Kall, Başkan Trump için de "yeniden seçilmesi ve görev başında dört yıl daha geçirmesi için gerekçelerini ortaya koymalı. Kamuoyu yoklamalarında ekonomi, Trump'ın en güçlü olduğu alan olarak kabul ediliyor. İşsizlik oranını düşürmek ve ekonomik büyümeyi güçlendirmek için ayrıntılı bir planı olmalı" şeklinde konuştu.
Kall ayrıca Corona virüsü harcamalarıyla ilgili müzakerelerin son ayağının Kongre'de çıkmaza girdiği bu dönemde Trump'ın bu konudaki görüşlerini açıkça ifade etmesi gerektiği görüşünde. Öte yandan uzman, sağlık hizmetleri bu akşamki ilk tartışma programında ele alınacak altı ana başlıktan biri olmasa bile Trump'ın Obamacare olarak bilinen sağlık reformu yasasını neden iptal etmek ve yerine başka bir yasa getirmek istediğini ifade etmesi gerektiği görüşünde.
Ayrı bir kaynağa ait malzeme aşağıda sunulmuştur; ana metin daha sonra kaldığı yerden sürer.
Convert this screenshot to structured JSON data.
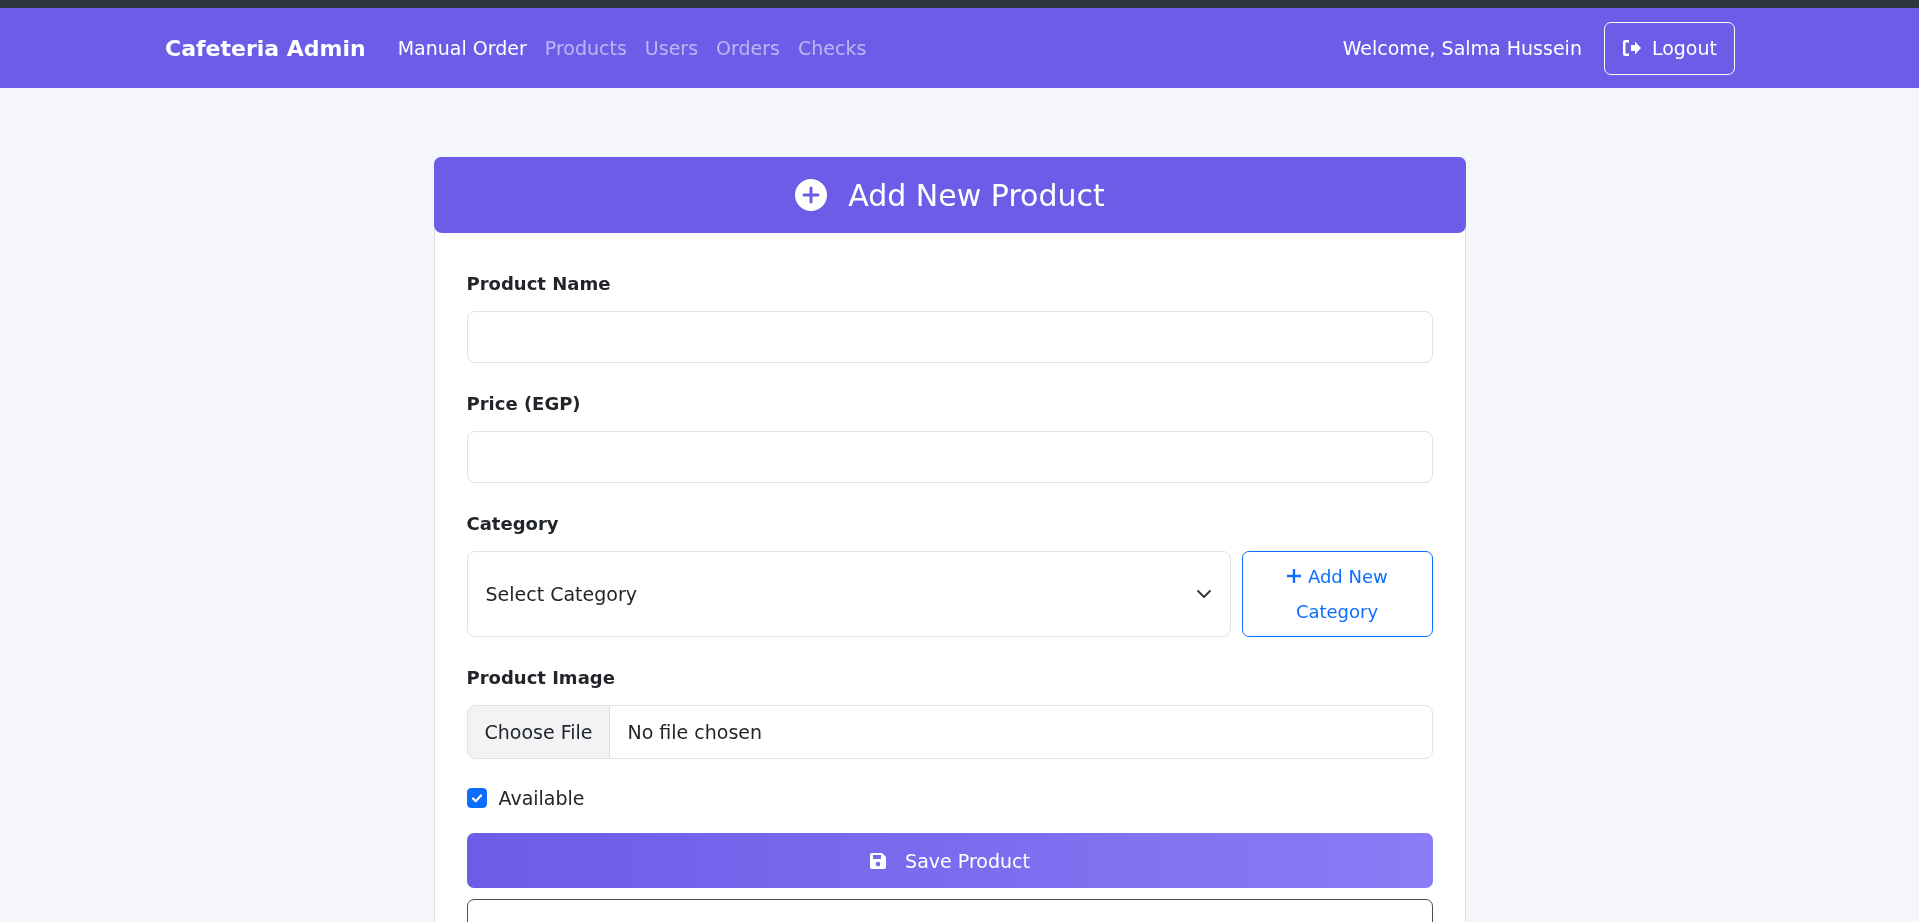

Bunun nedeni, tartışma programının Anayasa Mahkemesi'yle ilgili bölümünde bu konunun gündeme gelme olasılığının yüksek olması.
Trump'ın rakibi Biden'ın seçim yarışında tökezlemesine yol açacak büyük bir hata yapmasını umduğunu söyleyen Aaron Kall, rakibin hatalarına güvenmenin akıllıca bir tartışma stratejisi olamayacağının altını çizdi.
Trump'ın sık sık gündelik gelişmelerle ilgili abartılı iddialarda bulunduğu suçlamalarına dikkat çeken uzman, Biden'ın Trump'ın gerçeği yansıtmayan iddiaları ve hangi iddiaları çürüteceği konusunda seçici olması gerektiğini belirtti.
Kall, "Bazı konuları boş vermek imkansız. Ancak Biden, çok değerli olan konuşma süresini sürekli savunma yaparak ve Başkan Trump'ın hatalı iddialarını düzelterek harcayamaz. Biden, Trump'ı tartışma anında düzelteceğini kamuoyu önünde açıkladı, ancak bu bir hata olur" dedi.
Kall'ın Trump'a tavsiyesiyse Biden'ın zihinsel zindeliğinin başkanlık için uygun olup-olmadığını tartışmaya açmaktan kaçınması.
"Trump'ın tartışma programı öncesindeki suçlamaları Biden hakkındaki beklendileri zaten çoktan düşürdü. Bu da Trump'ın işini iyice zorlaştırdı" şeklinde konuşan Kall, "Başkan Trump, siyasi rakiplerini karikatürize etmede genellikle başarılı. Ancak bunu yapmak, başka birisiyle aynı sahneyi paylaşırken çok daha zor. Başkan Trump, Obama ve Biden'ın iktidardaki siciline saldırır, bu sicili iktidarda kendisinin geçirdiği dört yılla kıyaslarsa daha iyi olur" dedi.
Erken oy kullanmaya talep yüksek
Birçok eyaletteyse seçmenler, seçim tarihi olan 3 Kasım'dan önce açılan erken oy kullanma merkezlerinde sandık başında uzun kuyruklar oluşturmaya başladı. Corona virüsü salgını önlemleri çerçevesinde bazı eyaletlerde milyonlarca seçmene otomatik olarak posta yoluyla oy kullanmaları için oy pusulası gönderildi. Başka eyaletlerdeyse seçmenler, oy pusulalarının adreslerine gönderilmesi için başvuruda bulundu.
Başkan Trump, herhangi bir kanıt ortaya koymadan, Corona virüsü pandemisi nedeniyle bu yıl posta yoluyla kullanılacak oylardaki artışın seçim hilelerine yol açacağını iddia ediyor. Seçim sürecinin bu nedenle kendi aleyhine işleyeceğini iddia eden Trump, kaybetmesi durumunda iktidarı barışçı şekilde Biden'a teslim edeceği taahhüdünde bulunmayı reddetmişti.